LOS ANGELES (AP) — The end is at hand for "Foyle's War," the absorbing, impeccably produced World War II-era series that moved smoothly from crime to spy drama as the years passed.
That the final three episodes build to a satisfying conclusion somewhat eases the loss. More solace: John Mahoney, known from "Frasier" for his comedy chops but with his roots in drama, guest stars in episode one of "Foyle's War."
Mahoney, who played cranky but good-hearted dad Martin Crane on the NBC sitcom, is a far less appealing man on "Foyle's War," which debuts Monday on the streaming service Acorn TV. (The onetime PBS drama will be syndicated to public TV stations in May.)
Did the actor, a self-professed fan of "Foyle's War," ask to be part of the final hurrah?
"It was just one of those lucky things," he said. "My agent called and said, 'They want you for something called "Foyle's War." Are you familiar with that?'"
His quick reply: Yes, and sign me up. In "High Castle," Mahoney plays an American businessman who profited during the war years and, with his son (Nigel Lindsay), seeks to increase the family's wealth from oil in the reshaped postwar world.
Their obstacles include the quietly brilliant Christopher Foyle (played by the estimable Michael Kitchen), a former police detective and now MI5 intelligence officer, and his ever-chipper assistant Samantha (Honeysuckle Weeks). The Soviet Union also is in the game.
Marty Crane was "a very decent man, an honest man. What I'm playing here is not: I'm not nice to Honeysuckle in the scenes I have with her. I'm rotten to my son in the scenes I have with him," Mahoney said, sounding quite satisfied with playing an evident bad guy.
The second episode is propelled by U.K. tensions over the formation of a Middle Eastern Jewish state, and the third puts the spotlight on Foyle's MI5 boss Hilda Pierce, played again with crisp authority and new depths by Ellie Haddington.
Pierce is a formidable colleague — and sparring partner — for Foyle, and the veteran actors make the most of their scenes.
For Mahoney, the series created by Anthony Horowitz hit the sweet spot of what he enjoys as a reader and viewer.
"I love espionage and I love mystery and I love survival and overcoming big odds like they did" in war-battered Britain, he said.

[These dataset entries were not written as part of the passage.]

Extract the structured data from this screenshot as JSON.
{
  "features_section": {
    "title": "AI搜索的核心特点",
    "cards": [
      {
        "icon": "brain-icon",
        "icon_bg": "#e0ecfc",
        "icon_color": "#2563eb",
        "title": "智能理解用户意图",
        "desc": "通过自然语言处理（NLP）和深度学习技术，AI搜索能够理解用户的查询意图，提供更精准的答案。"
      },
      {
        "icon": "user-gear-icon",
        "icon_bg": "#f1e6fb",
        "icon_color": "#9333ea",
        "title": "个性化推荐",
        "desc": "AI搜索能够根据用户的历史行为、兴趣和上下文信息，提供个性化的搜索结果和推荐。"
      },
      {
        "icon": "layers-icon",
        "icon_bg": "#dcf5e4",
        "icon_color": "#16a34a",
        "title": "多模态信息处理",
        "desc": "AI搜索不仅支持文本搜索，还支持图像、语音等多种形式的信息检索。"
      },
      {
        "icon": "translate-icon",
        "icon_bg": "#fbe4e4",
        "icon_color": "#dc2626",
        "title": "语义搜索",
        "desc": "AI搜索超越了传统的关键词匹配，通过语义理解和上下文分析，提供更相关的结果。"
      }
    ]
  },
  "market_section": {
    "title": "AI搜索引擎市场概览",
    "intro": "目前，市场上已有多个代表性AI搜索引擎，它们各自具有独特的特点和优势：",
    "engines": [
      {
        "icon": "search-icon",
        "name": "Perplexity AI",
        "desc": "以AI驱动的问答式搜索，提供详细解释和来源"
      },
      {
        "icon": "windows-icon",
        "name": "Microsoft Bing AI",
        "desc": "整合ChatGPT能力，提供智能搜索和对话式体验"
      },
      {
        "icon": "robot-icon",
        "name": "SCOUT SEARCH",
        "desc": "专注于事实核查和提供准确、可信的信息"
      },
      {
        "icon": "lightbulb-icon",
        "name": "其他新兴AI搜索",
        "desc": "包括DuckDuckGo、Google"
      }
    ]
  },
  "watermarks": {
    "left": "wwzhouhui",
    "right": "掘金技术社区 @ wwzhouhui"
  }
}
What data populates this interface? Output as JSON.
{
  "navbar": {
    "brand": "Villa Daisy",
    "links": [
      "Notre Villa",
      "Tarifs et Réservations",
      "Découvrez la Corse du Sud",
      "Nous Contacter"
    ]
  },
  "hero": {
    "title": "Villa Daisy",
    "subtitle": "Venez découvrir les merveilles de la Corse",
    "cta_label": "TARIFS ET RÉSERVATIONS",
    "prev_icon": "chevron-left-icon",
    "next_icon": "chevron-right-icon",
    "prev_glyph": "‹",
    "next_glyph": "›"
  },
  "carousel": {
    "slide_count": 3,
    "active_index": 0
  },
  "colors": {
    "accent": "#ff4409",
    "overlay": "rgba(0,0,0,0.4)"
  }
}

The 74-year-old actor is a U.K. native whose early childhood coincided with the war: He was born in 1940 in Blackpool, England. That's where his pregnant mother had been evacuated for safety, but the family soon returned to its home in Manchester.
The few memories that stuck for Mahoney include huddling in an air raid shelter and playing among bombed-out houses. His four older sisters shared their accounts, including tucking him into a baby carriage outfitted with a shield against feared gas attacks.
One sister, who moved to the Midwest after marrying a U.S. sailor, was responsible for Mahoney's decision to make his life in America. He visited Chicago as a college student and fell in love with it.
"The lake, the skyline, the museums, the symphony, the lyric opera," he said, with gusto. Add in reliably friendly Midwesterners, Mahoney said, and it's "my favorite place in the world."
Although he's been absent for work, including more than a decade taping "Frasier" in Los Angeles and stage appearances in New York (he won a Tony Award for "The House of Blue Leaves"), he always returns home.
"I give up nothing (professionally) by being in Chicago," said Mahoney, who was preparing to begin rehearsal there on a Steppenwolf Theatre Company production of "The Herd."
When he traveled to Blackpool, England, to tape his role on "Foyle's War," he received a bonus: The producers put him up in Manchester, about an hour's drive away, so he could visit with family members still living there.
Mahoney's friends may get a final "Foyle's War" souvenir.
"I've given away many, many boxed sets" of the series already, he said.